The development is being called a major milestone towards meeting the U.S.’s goal to deploy 30 gigawatts of offshore wind energy by 2030. It is also the first since the DOI in January moved to streamline processes by shifting responsibilities, including workplace safety and environmental compliance, from the Bureau of Ocean Energy Management to the Bureau of Safety and Environmental Enforcement (BSEE).
“The Bureau of Safety and Environmental Enforcement has the important responsibility of reviewing renewable energy projects and is committed to ensuring they will be built and operated in a safe and environmentally sustainable manner,” said Kevin Sligh, Director of BSEE. “Today’s announcement is a significant milestone for the Biden-Harris administration and the Department’s progress in offshore wind development on the Outer Continental Shelf.”
BSEE declared on April 3 that it has completed its review of critical design and installation reports for the South Fork Wind project. With the completion of the 60-day review of the project’s Facility Design Report and Fabrication and Installation Report, South Fork Wind will now begin the historic step of constructing and installing offshore wind turbines on the Outer Continental Shelf. It is estimated that the installation of its 12 turbines by summer 2023. The project is being jointly developed as a first effort in the U.S. in a 50/50 partnership between Ørsted and Eversource.
The South Fork project was approved by the Interior’s Bureau of Ocean Energy Management (BOEM) in November 2021. The project will be located 35 miles east of Montauk Point on Long Island, New York, and will have an underground transmission line that will deliver power to the local grid in the Town of East Hampton, New York. It will have the capacity to generate 130 megawatts of wind energy, enough to power over 70,000 homes and businesses.
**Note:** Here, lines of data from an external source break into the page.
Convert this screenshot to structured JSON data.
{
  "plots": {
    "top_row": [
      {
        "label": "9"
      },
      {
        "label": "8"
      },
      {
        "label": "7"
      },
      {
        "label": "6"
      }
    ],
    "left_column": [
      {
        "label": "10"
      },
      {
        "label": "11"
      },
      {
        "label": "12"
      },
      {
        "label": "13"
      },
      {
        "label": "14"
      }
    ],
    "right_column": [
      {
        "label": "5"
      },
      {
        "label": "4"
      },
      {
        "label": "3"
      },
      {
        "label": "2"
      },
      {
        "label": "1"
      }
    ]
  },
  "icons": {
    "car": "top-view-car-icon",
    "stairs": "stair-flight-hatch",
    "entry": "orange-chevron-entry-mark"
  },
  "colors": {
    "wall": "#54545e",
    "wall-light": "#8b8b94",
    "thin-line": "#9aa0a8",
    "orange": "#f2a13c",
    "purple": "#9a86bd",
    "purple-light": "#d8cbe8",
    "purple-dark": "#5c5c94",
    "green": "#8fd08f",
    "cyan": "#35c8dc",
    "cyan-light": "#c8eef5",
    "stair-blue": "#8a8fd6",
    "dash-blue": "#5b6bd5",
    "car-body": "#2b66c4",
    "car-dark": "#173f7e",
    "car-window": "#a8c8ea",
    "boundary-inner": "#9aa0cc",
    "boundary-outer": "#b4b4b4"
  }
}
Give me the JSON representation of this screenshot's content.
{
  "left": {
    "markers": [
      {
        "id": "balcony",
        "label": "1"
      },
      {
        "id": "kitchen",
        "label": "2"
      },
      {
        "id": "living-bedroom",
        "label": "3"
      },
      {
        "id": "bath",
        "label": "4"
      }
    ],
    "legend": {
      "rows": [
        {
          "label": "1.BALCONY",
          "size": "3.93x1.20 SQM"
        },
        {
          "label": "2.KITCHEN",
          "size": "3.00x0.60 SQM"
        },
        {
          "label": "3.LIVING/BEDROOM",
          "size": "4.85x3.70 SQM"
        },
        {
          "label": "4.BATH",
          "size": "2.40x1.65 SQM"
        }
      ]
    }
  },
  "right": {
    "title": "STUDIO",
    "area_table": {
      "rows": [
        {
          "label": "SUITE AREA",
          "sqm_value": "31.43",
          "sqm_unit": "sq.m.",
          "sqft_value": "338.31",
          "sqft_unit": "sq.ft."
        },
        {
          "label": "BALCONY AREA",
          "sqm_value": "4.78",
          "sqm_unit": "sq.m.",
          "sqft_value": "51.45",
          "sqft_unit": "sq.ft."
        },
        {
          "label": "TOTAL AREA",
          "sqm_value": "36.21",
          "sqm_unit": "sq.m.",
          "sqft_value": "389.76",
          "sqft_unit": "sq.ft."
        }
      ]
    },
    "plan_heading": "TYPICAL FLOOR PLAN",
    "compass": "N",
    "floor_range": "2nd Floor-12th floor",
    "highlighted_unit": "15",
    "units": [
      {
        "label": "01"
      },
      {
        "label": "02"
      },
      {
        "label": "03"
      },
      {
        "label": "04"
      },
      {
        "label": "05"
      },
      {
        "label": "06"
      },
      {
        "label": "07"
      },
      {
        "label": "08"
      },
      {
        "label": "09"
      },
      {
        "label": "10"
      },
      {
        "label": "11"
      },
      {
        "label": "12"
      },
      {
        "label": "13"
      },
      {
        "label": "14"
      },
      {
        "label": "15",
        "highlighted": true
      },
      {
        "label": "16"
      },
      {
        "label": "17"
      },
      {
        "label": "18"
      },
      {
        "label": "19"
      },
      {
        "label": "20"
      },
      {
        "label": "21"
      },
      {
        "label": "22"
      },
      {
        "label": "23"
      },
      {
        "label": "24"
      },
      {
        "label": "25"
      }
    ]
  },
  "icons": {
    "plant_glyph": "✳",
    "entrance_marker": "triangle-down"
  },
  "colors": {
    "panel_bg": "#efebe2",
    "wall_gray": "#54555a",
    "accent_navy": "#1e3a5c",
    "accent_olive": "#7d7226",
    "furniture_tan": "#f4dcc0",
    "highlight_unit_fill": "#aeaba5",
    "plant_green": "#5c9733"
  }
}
Ørsted and Eversource point to the project as their pioneering effort highlighting the broad network being developed to support the construction and operation. They will be working with Boskalis for the foundation and offshore substations transportation and installation work for the joint venture’s South Fork Wind. Under a contract finalized in late 2021, Boskalis will manage the transport and installation of three offshore substations and the XXL monopiles for the South Fork Wind and Revolution Wind projects. Boskalis will also install scour protection for the Revolution Wind and Sunrise Wind projects.
The companies have also entered into agreements to charter five new offshore wind CTVs to be built at Senesco Marine and Blount Boats & Shipyard, both located in Rhode Island, to service the wind farms. In addition, they agreed to charter a newly built SOV which is under construction at Edison Chouest Offshore’s yard in Louisiana and due to enter service in 2024 also to support maintenance operations at these wind farms.